From the Manawatu Standard yesterday, the latest appalling attack on the private lives of teachers:

The New Zealand Teachers Council is investigating a Manawatu principal after his school reported allegations that the man attempted to sell pornography online.

The complaint was laid after a Trade Me account with an email address using the partial name of the principal posted gay porn movie The Club for sale on the auction site.

In an unprecedented case, the Teachers Council is investigating the incident to determine whether the principal – who cannot be named for legal reasons – breached the industry's code of ethics.

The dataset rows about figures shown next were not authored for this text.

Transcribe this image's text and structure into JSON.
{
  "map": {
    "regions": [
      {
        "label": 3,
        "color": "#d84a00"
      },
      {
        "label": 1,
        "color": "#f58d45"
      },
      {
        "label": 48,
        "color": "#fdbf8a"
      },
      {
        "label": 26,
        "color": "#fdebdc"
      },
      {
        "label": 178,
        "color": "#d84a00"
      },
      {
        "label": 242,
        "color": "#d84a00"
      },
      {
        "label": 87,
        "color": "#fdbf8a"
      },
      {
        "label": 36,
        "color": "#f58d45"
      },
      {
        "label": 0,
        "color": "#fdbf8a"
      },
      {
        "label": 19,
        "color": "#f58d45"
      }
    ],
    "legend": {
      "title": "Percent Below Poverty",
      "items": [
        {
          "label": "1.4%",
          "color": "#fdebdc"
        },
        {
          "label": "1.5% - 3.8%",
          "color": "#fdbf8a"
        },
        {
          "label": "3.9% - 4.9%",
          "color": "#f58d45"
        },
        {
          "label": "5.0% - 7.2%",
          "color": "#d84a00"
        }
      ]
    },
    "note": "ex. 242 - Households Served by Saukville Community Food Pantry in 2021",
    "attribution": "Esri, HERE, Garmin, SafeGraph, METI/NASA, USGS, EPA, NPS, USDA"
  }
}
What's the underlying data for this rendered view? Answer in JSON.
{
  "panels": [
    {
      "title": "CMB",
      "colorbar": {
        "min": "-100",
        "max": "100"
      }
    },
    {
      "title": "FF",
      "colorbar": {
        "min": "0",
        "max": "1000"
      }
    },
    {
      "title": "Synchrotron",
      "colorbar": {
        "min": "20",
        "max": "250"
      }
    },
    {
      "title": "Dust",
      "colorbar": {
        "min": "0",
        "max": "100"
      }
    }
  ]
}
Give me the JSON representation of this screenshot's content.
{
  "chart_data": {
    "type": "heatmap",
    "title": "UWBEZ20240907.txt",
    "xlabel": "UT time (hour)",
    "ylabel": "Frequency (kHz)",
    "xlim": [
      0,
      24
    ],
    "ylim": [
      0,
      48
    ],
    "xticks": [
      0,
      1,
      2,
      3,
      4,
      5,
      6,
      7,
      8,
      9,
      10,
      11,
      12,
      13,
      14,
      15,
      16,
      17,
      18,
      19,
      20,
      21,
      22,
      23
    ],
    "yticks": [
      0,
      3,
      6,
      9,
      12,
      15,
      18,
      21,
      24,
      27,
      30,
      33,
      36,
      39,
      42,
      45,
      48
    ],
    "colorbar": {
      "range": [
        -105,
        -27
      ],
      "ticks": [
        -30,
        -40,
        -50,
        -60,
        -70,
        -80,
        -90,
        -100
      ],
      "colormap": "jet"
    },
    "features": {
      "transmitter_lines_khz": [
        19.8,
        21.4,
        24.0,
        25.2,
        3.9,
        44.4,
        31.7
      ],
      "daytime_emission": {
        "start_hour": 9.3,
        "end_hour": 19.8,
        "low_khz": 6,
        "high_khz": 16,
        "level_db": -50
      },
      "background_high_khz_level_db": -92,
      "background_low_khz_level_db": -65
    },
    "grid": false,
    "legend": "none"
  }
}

As the article notes, this is perfectly legal (provided the buyer was over 18), and did not involve a use of school resources. The DVD was sold from the man's home computer. So the Teacher's Council is investigating someone - and could conceivably censure or deregister them - for private, legal conduct occurring entirely within their own home. The fact that its a gay porn movie gives it an air of homophobia, but OTOH the sorts of people offended by gay porn are likely to be offended by straight porn as well. The problem is more that school boards and the Teachers Council think they have a licence to sniff around in people's bedrooms, and sack them for being "indecent" or "breaking the public trust" if they don't like what they find. And that is a gross invasion of personal privacy.

Teachers, like anyone else, are entitled to have a private life. Teachers, like anyone else, are entitled to have sex. Teachers, like anyone else, are entitled to look at porn, gay or straight. None of these things is anyone's business but their own. And if anyone thinks worse of them for it, that's their problem. If they don't want to be offended, they shouldn't go sniffing in other people's bedrooms.